Nearly two-thirds of consumers still replace their phones every two years, despite the lack of device subsidies, according to Deloitte.
Sixty-three percent of consumers have visited a carrier store in the last year, making retail stores an important connection to the mobile consumer, and almost one in five consumers has visited a carrier story in the last month, according to Deloitte’s 2017 “Global Mobile Consumer Survey.” Ninety-two percent of consumers reported using their phones while shopping.
With nearly 264 million Americans using their mobile phones 12 billion times per day, in the aggregate, the mobile ecosystem remains one of the most important enablers of the way we live and work in 2017, according to Deloitte.
This year, smartphone penetration reached 82% overall with ages 18-24 having the highest penetration at a staggering 93%. In fact, the strongest growth in ownership for two years running now is among those aged 55 and older.
Eighty-nine percent of consumers looked at their phones within an hour of waking up, a yearly increase of 1%. Similarly, 81% of those surveyed look at their phones an hour before going to sleep, consistent with 2016. Almost half (47%) of U.S. consumers are making a conscious effort to reduce or limit their smartphone usage, mostly by keeping it out of sight or turning its functions off.
Wearables are becoming mainstream for millennials, as 35% of 25-34 year olds say they use fitness bands, 30% use smart watches and 20% virtual reality headsets.
Smartphone usage and growth rates for both devices and apps have matured after years of robust growth, and most Americans not only own smartphones but are fairly consistent in the way they use them.

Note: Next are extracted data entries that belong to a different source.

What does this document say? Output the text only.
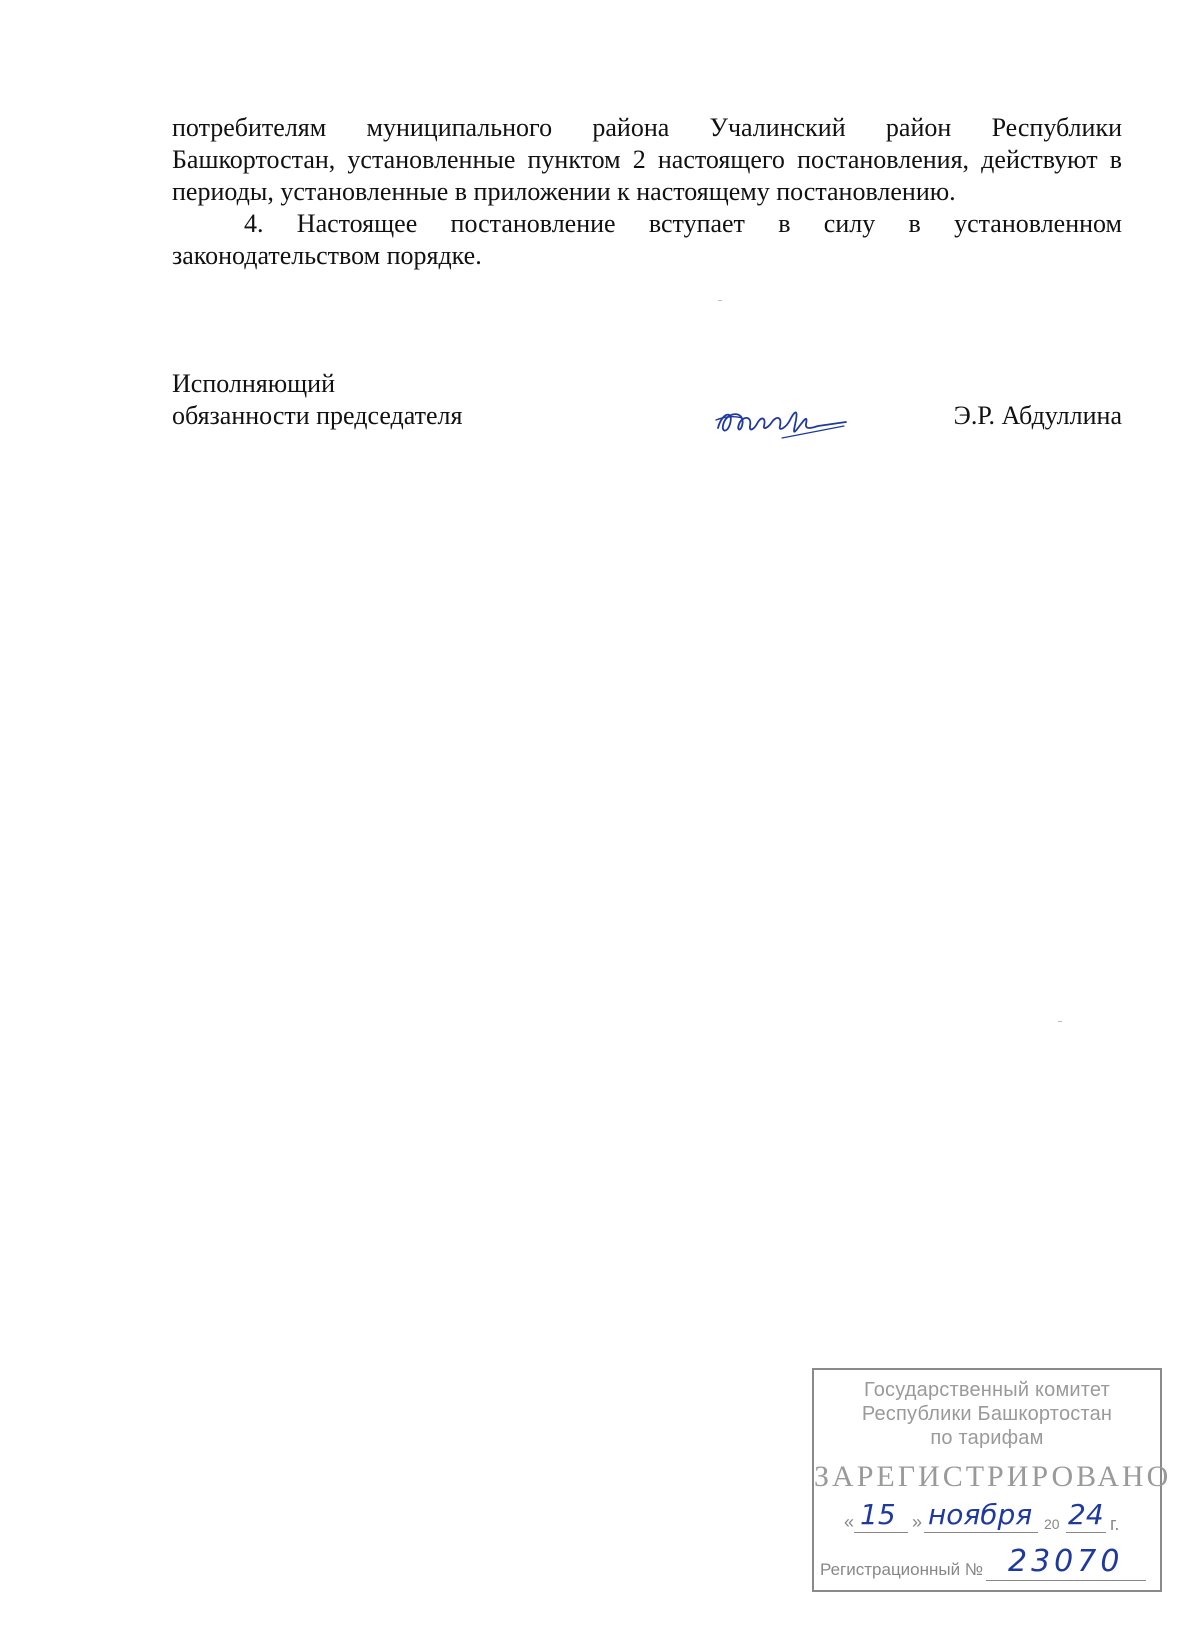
потребителям муниципального района Учалинский район Республики Башкортостан, установленные пунктом 2 настоящего постановления, действуют в периоды, установленные в приложении к настоящему постановлению.

4. Настоящее постановление вступает в силу в установленном законодательством порядке.

Исполняющий
обязанности председателя	Э.Р. Абдуллина
Государственный комитет
Республики Башкортостан
по тарифам
ЗАРЕГИСТРИРОВАНО
« 15 » ноября 20 24 г.
Регистрационный № 23070
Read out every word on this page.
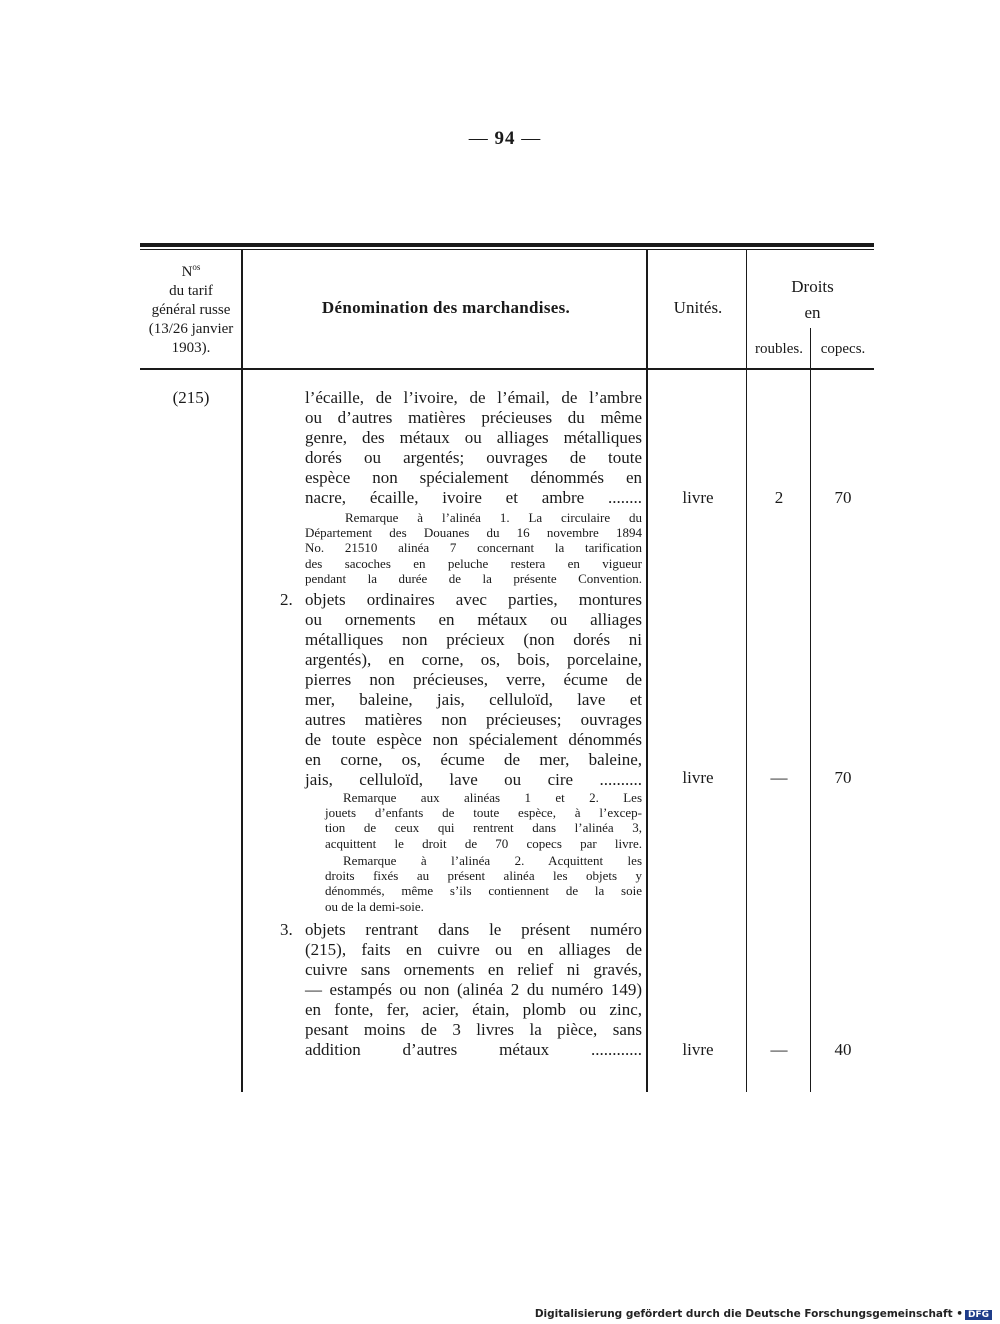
— 94 —
$N^{os}$
du tarif
général russe
(13/26 janvier
1903).
Dénomination des marchandises.	Unités.
Droits
en
roubles.	copecs.
(215)	l’écaille, de l’ivoire, de l’émail, de l’ambre
ou d’autres matières précieuses du même
genre, des métaux ou alliages métalliques
dorés ou argentés; ouvrages de toute
espèce non spécialement dénommés en
nacre, écaille, ivoire et ambre ........	livre	2	70
Remarque à l’alinéa 1. La circulaire du
Département des Douanes du 16 novembre 1894
No. 21510 alinéa 7 concernant la tarification
des sacoches en peluche restera en vigueur
pendant la durée de la présente Convention.
2. objets ordinaires avec parties, montures
ou ornements en métaux ou alliages
métalliques non précieux (non dorés ni
argentés), en corne, os, bois, porcelaine,
pierres non précieuses, verre, écume de
mer, baleine, jais, celluloïd, lave et
autres matières non précieuses; ouvrages
de toute espèce non spécialement dénommés
en corne, os, écume de mer, baleine,
jais, celluloïd, lave ou cire ..........	livre	—	70
Remarque aux alinéas 1 et 2. Les
jouets d’enfants de toute espèce, à l’excep-
tion de ceux qui rentrent dans l’alinéa 3,
acquittent le droit de 70 copecs par livre.
Remarque à l’alinéa 2. Acquittent les
droits fixés au présent alinéa les objets y
dénommés, même s’ils contiennent de la soie
ou de la demi-soie.
3. objets rentrant dans le présent numéro
(215), faits en cuivre ou en alliages de
cuivre sans ornements en relief ni gravés,
— estampés ou non (alinéa 2 du numéro 149)
en fonte, fer, acier, étain, plomb ou zinc,
pesant moins de 3 livres la pièce, sans
addition d’autres métaux ............	livre	—	40
Digitalisierung gefördert durch die Deutsche Forschungsgemeinschaft • DFG
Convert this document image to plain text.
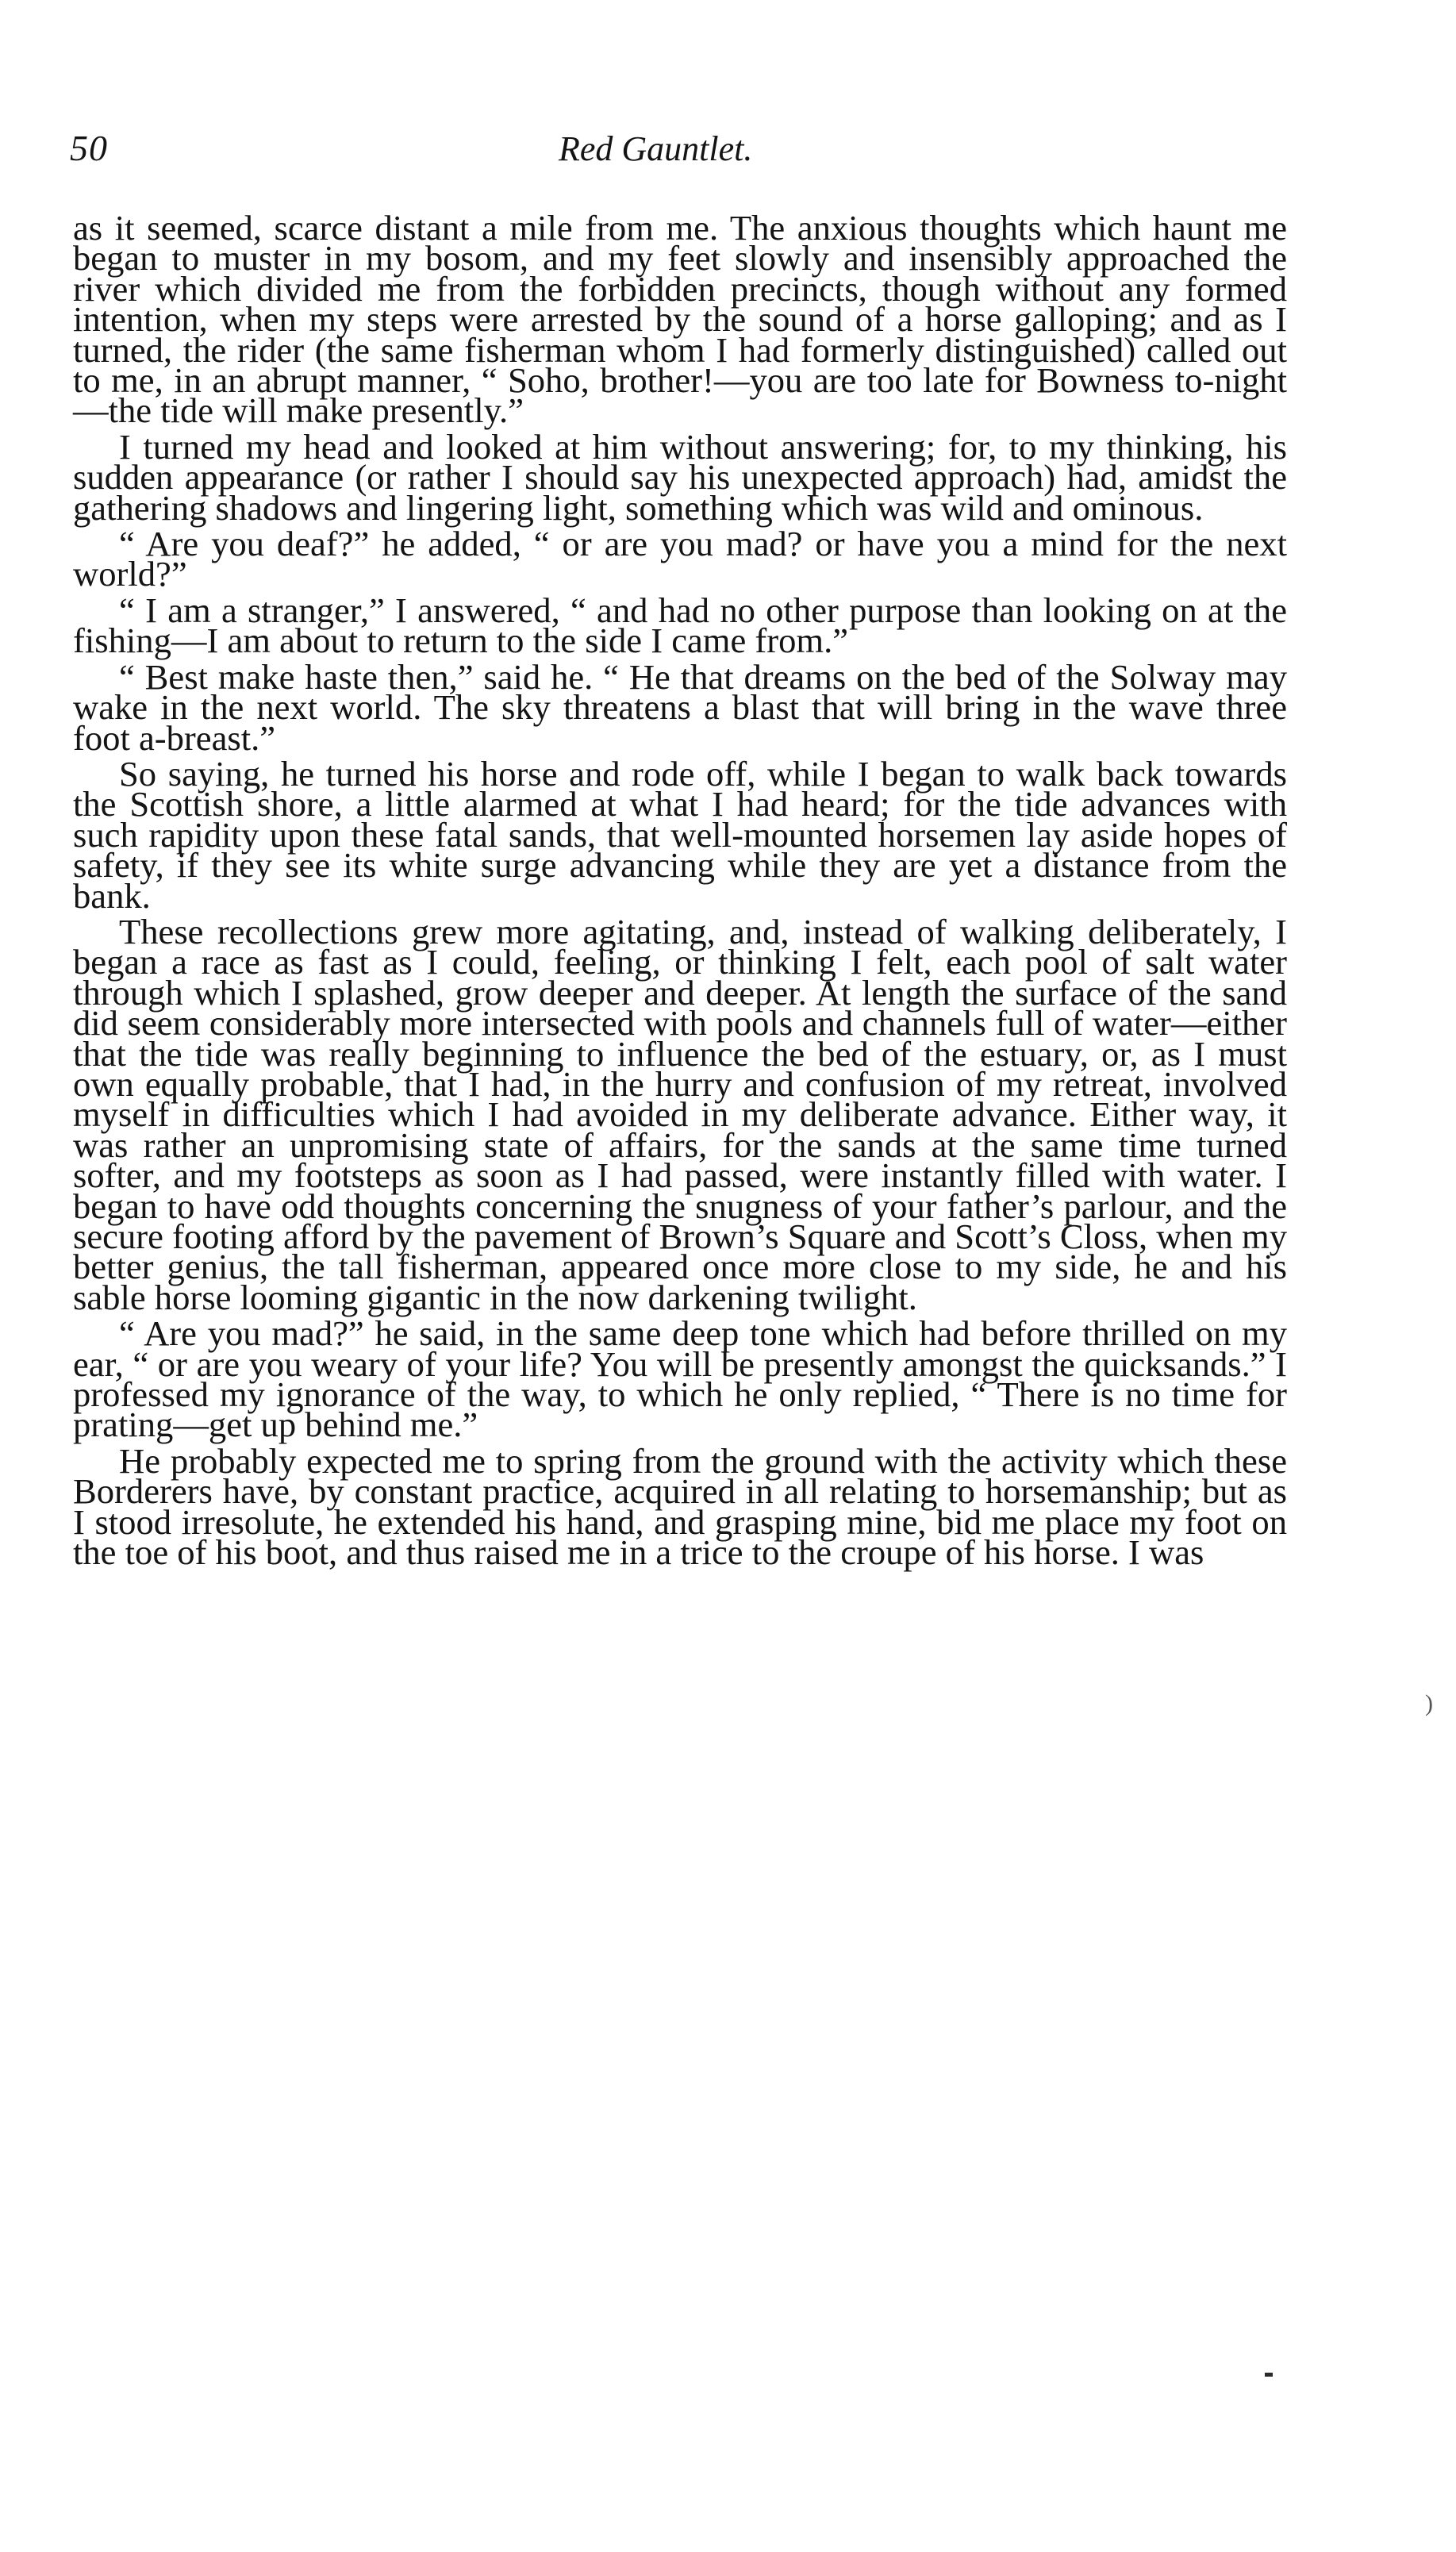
50	Red Gauntlet.

as it seemed, scarce distant a mile from me. The anxious thoughts which haunt me began to muster in my bosom, and my feet slowly and insensibly approached the river which divided me from the forbidden precincts, though without any formed intention, when my steps were arrested by the sound of a horse galloping; and as I turned, the rider (the same fisherman whom I had formerly distinguished) called out to me, in an abrupt manner, “ Soho, brother!—you are too late for Bowness to-night—the tide will make presently.”

I turned my head and looked at him without answering; for, to my thinking, his sudden appearance (or rather I should say his unexpected approach) had, amidst the gathering shadows and lingering light, something which was wild and ominous.

“ Are you deaf?” he added, “ or are you mad? or have you a mind for the next world?”

“ I am a stranger,” I answered, “ and had no other purpose than looking on at the fishing—I am about to return to the side I came from.”

“ Best make haste then,” said he. “ He that dreams on the bed of the Solway may wake in the next world. The sky threatens a blast that will bring in the wave three foot a-breast.”

So saying, he turned his horse and rode off, while I began to walk back towards the Scottish shore, a little alarmed at what I had heard; for the tide advances with such rapidity upon these fatal sands, that well-mounted horsemen lay aside hopes of safety, if they see its white surge advancing while they are yet a distance from the bank.

These recollections grew more agitating, and, instead of walking deliberately, I began a race as fast as I could, feeling, or thinking I felt, each pool of salt water through which I splashed, grow deeper and deeper. At length the surface of the sand did seem considerably more intersected with pools and channels full of water—either that the tide was really beginning to influence the bed of the estuary, or, as I must own equally probable, that I had, in the hurry and confusion of my retreat, involved myself in difficulties which I had avoided in my deliberate advance. Either way, it was rather an unpromising state of affairs, for the sands at the same time turned softer, and my footsteps as soon as I had passed, were instantly filled with water. I began to have odd thoughts concerning the snugness of your father’s parlour, and the secure footing afford by the pavement of Brown’s Square and Scott’s Closs, when my better genius, the tall fisherman, appeared once more close to my side, he and his sable horse looming gigantic in the now darkening twilight.

“ Are you mad?” he said, in the same deep tone which had before thrilled on my ear, “ or are you weary of your life? You will be presently amongst the quicksands.” I professed my ignorance of the way, to which he only replied, “ There is no time for prating—get up behind me.”

He probably expected me to spring from the ground with the activity which these Borderers have, by constant practice, acquired in all relating to horsemanship; but as I stood irresolute, he extended his hand, and grasping mine, bid me place my foot on the toe of his boot, and thus raised me in a trice to the croupe of his horse. I was

)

Conversely, what is growing is consumer interest in a range of exciting “internet of things” related applications and services and the industry has done a strong job of keeping consumer interest high in the potential of internet of things and fifth-generation networks (5G), as well as unlimited data plans and device upgrades.
While consumers may have reservations about privacy as it relates to the emerging internet of things platforms, they are showing very few reservations about sharing personal data when entering into agreements or making purchases online.
Only 13% say they never share personal information such as name, email address, phone number, photos, contact list, browsing activity, purchase history and health metrics. More than 80% of consumers believe that companies use their personal data and 78% believe that their personal data are shared with third parties.
The “2017 Global Mobile Consumer Survey” covers six continents, 32 countries and more than 51,000 respondents. In addition to exploring year-over-year results and key insights, the survey is also designed to highlight differences between consumers across generational divides — capturing findings from six distinct age groups from ages 18 to 75.